En plus, il est en retard, ça commence bien !
J’ai horreur d’attendre pour rien. D’un coup, on klaxonne à côté de moi, et je sursaute en poussant un petit cri de surprise. La fenêtre de la voiture s’ouvre et un homme se penche.
— Vous êtes madame Clarks ?
— Mademoiselle, mais oui, c’est bien moi.
Il lève les yeux au ciel, comme si ma remarque était ridicule.
— Le coffre est ouvert, montez.
Il ne va même pas m’aider ? Mais je suis tombée où, là ? Dans le lieu de la goujaterie ? Je tire ma valise jusqu’à l’arrière de la camionnette et je me demande si je vais arriver à porter ma valise jusqu’à ce coffre qui est presque aussi haut que moi. Je la soulève, mais elle est trop lourde, je peine. J’entends une portière… Oh, ça y est, il vient à mon secours ! Il souffle, soulève la valise, la met dans le coffre et retourne s’asseoir sans un mot. Je pars côté passager, ouvre la porte, m’installe, puis essaie de mettre ma ceinture, mais elle ne veut pas se bloquer.
— Elle ne marche plus.
Je le regarde, ahurie.
— Je ne vais pas pouvoir m’attacher ?
— Non.
Il démarre en trombe et je m’accroche à la portière comme si ma vie en dépendait. Je vais mourir, il va me tuer, ce fou ! Il ne parle pas et je ne sais pas si je dois faire la conversation, je ne me suis jamais retrouvée dans ce cas où je suis enfermée avec un homme désagréable. Je réfléchis à ce que je pourrais lui dire.
— J’imagine que vous devez être excité par votre mariage qui approche ?
Il quitte la route quelques secondes pour me regarder, sans me répondre.
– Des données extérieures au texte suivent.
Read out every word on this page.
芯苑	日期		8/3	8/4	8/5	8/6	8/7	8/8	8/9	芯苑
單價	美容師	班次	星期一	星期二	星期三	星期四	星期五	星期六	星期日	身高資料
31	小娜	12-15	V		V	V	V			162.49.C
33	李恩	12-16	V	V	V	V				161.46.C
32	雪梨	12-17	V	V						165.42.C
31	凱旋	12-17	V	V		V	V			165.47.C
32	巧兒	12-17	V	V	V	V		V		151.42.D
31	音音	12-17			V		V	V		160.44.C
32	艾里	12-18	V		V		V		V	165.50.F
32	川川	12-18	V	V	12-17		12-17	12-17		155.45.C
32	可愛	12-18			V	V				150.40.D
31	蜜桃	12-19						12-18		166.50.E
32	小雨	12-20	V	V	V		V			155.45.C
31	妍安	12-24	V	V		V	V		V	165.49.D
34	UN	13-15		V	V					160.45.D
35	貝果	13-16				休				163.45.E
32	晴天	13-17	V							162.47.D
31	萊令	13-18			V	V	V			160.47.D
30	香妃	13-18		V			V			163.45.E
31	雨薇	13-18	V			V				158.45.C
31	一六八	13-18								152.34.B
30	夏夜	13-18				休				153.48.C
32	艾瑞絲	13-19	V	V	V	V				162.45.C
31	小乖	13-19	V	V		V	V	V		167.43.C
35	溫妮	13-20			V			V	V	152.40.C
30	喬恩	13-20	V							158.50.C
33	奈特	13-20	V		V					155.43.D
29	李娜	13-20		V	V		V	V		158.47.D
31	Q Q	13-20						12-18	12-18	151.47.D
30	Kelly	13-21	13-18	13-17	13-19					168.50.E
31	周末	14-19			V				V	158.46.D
Bon, ça va être compliqué de savoir s’il veut quelque chose de particulier s’il ne me répond pas.
— Vous avez des envies particulières pour ce mariage ?
Il marmonne quelque chose que je ne comprends pas et reprend la contemplation de la route, toujours muet.
— J’ai fait quelque chose de mal ?
Il ne me répond toujours pas. Quel nul, vraiment ! Je passe le reste du voyage à regarder la route et me rends compte que, plus le temps passe, et plus on ne voit pas âme qui vive ou, si, mais à des kilomètres l’un de l’autre. Quand il s’arrête enfin, je suis soulagée. Je regarde la maison devant moi et me rends compte que, pour un patelin pareil, elle m’a l’air assez cosy.
Je ne le remercie même pas, sors de la voiture, ouvre le coffre et… j’ai le même problème que tout à l’heure, je n’arrive pas à soulever ma valise. Heureusement, mon « chauffeur » se matérialise à côté de moi et le fait à ma place. Je lui arrache ma valise des mains et je commence à avancer vers la maison, mais comme il y a de la boue partout, elle a du mal à rouler et finit par se coincer. Je la tire encore et encore, et quand elle cède, je pars en arrière et m’étale de tout le long dans une belle flaque boueuse. Je ne bouge pas et regarde le ciel quelques instants avant de fondre en larmes. Quand je sens une présence à côté de moi, ça n’empêche pas mes larmes de couler, j’en ai marre, je suis épuisée par ma malchance.
— Ça va ?
Je le regarde enfin et il m’a l’air inquiet, mais, au lieu de m’apaiser, ça me met dans une colère noire.
— Oh vous, fermez-la !
Je m’assois, puis essaie de me lever, mais je glisse encore et me rattrape sur la première chose qui me vient… sur cet homme horrible ! Je m’accroche à son cou et, la première chose qui me vient à l’esprit, c’est qu’il sent bon. Je me reprends vite et le repousse, avec la satisfaction de lui avoir mis de la boue partout sur lui. Ça n’a pas l’air de le gêner, il me regarde avec étonnement, tête sur le côté. Je me retourne, prends ma valise et progresse vers l’entrée. Je frappe et, en attendant qu’on vienne m’ouvrir, je vérifie les dégâts sur moi. J’ai de la boue jusque dans mes cheveux.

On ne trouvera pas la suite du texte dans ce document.